Cleary Gottlieb Steen & Hamilton acted as counsel to the project finance lenders of Brazilian oil and gas driller Constellation Oil Services Holding, which was represented by White & Case, in a complicated $1.67 billion debt restructuring that spanned nearly two years.

Constellation's December 2018 bankruptcy filing made for one of Brazil's "largest and most complex bankruptcy filings" to date, said Cleary partner Richard Cooper. The prearranged filing under Brazilian bankruptcy law, as well as ancillary proceedings in the U.S. and British Virgin Islands, won support from all the project lenders as well as a majority of the company's unsecured creditors, including Brazilian financial group Banco Bradesco and bondholders.

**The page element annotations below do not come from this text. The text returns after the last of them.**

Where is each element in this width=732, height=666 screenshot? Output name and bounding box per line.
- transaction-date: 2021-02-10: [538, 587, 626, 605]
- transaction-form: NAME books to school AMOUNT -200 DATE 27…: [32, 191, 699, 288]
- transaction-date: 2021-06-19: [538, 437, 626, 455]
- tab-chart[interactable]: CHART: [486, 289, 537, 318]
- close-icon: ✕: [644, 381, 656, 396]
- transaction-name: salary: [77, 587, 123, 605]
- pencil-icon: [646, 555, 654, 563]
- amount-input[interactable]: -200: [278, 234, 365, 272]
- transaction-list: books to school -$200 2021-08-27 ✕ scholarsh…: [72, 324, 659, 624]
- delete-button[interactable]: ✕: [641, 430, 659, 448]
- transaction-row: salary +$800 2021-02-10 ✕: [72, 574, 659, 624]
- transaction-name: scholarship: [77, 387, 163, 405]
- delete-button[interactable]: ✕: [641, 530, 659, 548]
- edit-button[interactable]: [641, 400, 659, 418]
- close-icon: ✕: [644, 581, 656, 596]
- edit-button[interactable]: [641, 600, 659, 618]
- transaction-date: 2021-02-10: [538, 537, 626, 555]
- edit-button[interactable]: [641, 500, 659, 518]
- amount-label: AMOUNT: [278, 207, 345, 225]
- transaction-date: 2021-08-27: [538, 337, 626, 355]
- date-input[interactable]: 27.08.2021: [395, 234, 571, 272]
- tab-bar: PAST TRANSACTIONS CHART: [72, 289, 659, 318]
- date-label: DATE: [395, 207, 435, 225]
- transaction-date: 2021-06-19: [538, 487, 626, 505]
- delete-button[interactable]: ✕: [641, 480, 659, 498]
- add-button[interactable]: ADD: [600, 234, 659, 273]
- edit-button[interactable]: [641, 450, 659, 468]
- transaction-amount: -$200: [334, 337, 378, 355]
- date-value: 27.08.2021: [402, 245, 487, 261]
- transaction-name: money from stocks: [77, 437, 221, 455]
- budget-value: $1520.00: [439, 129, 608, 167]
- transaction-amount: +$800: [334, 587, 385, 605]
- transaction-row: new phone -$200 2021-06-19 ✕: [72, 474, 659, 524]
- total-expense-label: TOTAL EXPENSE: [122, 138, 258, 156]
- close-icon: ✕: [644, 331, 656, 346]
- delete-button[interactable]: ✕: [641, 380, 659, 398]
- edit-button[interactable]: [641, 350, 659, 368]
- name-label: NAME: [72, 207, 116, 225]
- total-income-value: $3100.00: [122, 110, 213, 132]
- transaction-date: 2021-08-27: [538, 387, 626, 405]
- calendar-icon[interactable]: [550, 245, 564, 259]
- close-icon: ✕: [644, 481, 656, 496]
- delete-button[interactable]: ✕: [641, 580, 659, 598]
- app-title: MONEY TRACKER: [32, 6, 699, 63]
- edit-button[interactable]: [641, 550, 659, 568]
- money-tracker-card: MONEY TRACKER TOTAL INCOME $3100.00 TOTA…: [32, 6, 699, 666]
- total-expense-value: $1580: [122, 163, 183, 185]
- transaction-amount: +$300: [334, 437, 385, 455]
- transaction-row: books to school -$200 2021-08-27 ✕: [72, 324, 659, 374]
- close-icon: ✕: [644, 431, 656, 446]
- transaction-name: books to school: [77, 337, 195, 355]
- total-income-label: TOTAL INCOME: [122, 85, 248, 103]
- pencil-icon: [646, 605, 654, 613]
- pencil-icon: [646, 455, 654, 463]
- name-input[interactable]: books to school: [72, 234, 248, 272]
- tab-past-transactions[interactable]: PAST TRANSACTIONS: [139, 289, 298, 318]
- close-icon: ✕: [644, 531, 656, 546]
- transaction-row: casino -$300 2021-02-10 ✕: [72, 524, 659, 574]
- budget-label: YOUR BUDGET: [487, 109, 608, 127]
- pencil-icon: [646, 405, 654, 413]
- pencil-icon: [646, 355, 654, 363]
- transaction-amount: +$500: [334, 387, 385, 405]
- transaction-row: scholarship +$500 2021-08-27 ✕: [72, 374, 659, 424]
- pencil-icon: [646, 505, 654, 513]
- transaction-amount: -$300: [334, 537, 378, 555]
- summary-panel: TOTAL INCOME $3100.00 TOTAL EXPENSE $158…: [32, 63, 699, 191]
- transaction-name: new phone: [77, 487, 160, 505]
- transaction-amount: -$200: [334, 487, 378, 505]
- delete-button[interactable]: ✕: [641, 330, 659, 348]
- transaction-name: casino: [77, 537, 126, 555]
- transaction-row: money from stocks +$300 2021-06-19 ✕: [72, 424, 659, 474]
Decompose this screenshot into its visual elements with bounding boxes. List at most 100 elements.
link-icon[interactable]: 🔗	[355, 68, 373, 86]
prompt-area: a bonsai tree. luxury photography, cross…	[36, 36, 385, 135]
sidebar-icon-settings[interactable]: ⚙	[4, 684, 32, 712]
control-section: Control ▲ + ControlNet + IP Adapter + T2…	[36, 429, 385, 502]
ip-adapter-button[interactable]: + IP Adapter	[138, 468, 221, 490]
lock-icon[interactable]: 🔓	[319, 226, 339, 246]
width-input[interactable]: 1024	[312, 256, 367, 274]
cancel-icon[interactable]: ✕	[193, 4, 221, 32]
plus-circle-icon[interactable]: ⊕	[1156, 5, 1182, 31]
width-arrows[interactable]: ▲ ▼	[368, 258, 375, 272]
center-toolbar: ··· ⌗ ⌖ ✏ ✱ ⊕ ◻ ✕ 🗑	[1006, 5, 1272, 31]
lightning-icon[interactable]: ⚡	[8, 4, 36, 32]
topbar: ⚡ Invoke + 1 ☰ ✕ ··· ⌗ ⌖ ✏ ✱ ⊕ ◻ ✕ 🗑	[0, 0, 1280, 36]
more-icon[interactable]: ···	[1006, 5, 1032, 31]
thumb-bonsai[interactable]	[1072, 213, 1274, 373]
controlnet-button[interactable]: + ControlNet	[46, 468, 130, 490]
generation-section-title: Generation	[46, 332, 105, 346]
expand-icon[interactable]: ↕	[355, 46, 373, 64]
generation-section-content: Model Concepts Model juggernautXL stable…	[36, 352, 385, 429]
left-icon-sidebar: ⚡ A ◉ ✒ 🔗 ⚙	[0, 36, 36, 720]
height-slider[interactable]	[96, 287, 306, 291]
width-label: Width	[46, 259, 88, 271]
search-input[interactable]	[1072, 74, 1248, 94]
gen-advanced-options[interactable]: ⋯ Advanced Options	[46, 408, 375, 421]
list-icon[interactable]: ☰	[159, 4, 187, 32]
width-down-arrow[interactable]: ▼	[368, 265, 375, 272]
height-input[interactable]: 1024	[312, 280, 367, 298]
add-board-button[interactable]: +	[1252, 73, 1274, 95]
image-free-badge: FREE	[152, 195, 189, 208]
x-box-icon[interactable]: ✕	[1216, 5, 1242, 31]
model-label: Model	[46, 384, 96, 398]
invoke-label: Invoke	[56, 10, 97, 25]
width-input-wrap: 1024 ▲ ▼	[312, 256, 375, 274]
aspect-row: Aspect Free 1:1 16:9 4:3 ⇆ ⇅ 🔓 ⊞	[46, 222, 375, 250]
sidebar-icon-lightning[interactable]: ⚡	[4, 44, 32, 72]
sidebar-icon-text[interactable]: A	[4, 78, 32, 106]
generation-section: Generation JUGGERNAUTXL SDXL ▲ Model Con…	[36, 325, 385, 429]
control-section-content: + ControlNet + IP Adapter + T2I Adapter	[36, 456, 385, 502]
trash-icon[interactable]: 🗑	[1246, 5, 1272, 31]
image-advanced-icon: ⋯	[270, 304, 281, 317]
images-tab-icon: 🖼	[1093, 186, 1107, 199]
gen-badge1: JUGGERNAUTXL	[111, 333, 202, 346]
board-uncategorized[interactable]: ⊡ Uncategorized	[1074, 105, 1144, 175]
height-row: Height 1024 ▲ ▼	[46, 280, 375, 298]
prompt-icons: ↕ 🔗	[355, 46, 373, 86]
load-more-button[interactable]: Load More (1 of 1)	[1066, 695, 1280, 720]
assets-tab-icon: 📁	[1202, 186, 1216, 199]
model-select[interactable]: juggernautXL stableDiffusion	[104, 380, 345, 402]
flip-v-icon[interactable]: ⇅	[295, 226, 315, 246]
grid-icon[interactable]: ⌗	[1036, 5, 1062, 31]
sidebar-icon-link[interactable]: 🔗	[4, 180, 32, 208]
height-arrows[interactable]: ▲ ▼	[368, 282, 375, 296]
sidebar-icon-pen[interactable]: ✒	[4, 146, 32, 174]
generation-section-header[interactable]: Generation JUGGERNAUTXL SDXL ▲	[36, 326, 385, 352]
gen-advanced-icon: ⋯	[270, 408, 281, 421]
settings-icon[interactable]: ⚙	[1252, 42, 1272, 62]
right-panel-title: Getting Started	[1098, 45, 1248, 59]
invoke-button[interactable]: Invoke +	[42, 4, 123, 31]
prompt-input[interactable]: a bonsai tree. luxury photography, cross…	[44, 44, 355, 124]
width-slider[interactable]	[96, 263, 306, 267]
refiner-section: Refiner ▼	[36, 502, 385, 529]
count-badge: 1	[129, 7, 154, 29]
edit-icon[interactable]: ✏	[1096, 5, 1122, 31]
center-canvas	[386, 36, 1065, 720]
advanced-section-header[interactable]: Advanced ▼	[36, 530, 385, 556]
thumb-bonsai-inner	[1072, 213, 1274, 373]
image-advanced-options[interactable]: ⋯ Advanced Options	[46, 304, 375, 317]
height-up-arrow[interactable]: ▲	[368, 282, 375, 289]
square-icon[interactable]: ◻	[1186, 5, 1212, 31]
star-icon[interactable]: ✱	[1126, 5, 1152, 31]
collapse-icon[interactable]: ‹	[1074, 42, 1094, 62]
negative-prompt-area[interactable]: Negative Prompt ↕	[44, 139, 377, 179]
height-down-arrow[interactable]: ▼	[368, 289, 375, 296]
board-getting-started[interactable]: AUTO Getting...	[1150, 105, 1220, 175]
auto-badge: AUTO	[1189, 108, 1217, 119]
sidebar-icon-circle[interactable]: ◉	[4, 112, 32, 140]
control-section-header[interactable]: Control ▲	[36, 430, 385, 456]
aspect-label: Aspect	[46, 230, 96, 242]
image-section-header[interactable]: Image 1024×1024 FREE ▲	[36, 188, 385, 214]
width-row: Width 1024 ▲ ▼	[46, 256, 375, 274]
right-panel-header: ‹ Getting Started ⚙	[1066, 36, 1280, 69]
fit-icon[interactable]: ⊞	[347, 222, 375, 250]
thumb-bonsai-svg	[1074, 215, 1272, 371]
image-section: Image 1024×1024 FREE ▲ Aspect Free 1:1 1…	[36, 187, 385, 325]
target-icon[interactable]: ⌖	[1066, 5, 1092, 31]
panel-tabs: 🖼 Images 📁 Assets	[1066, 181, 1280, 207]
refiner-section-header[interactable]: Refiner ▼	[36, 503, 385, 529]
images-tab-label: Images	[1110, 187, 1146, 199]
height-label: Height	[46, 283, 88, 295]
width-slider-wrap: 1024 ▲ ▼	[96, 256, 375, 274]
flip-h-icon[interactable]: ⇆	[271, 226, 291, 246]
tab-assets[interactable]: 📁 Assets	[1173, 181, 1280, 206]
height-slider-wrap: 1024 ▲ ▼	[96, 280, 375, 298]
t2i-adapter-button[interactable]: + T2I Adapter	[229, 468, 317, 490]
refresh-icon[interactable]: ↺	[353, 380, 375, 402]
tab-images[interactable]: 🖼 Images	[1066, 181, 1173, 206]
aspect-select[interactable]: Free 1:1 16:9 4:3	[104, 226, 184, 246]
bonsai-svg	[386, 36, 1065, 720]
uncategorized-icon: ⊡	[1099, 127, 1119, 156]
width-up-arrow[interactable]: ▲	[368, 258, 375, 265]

With the support of its creditors, the company overcame a series of litigation challenges brought separately in three jurisdictions by a minority partner in a joint venture subsidiary and by a dissenting bondholder who ultimately dropped out of the ad hoc group of supporting bondholders.

The Cleary team was led by Cooper and São Paulo partner Francisco Cestero. New York partner Luke Barefoot advised on U.S. bankruptcy matters, while London partner Jim Ho provided advice with respect to U.K. law. Cleary Gottlieb attorneys also weighed in with advice on taxes, executive compensation and sanctions.

The White & Case team advising Constellation was led by partner Thomas MacWright in New York. Altogether, eight law firms worked on the restructuring, including Norton Rose Fulbright and Milbank.

The stakeholders put up more than $100 million in new money at closing Dec. 18, including a capital injection from the company's shareholders and a rights offering subscribed by existing bondholders. The restructuring afforded Constellation the capital and stability needed to continue to bid for contracts and maintain its rigs and operations.

The liquidity provided by project lenders while the restructuring proceedings were ongoing, meanwhile, enabled Constellation to continue operating and even secure new contracts during the proceedings.

Judge Martin Glenn granted the oil and gas group recognition in May, about nine months after it filed for Chapter 15 relief in U.S. Bankruptcy Court for the Southern District of New York. That concession came despite the judge having noted that Constellation's management and operations had become increasingly global and "detached" from any specific locale.

As counsel to the company's project lenders, Cleary said it helped guide a large and diverse set of financial and investment institutions to work together as a group. The project lenders are secured by different sets of collateral and include commercial banks, export credit agencies and institutional investors who purchased loans in the secondary market.

Cleary negotiated the terms of funding made available to the company from the project lenders' cash collateral. The firm also helped structure and facilitate the creditors' commitment to provide back-stop financing for the sale of designated company assets through a court-supervised auction process that took place during the bankruptcy proceedings.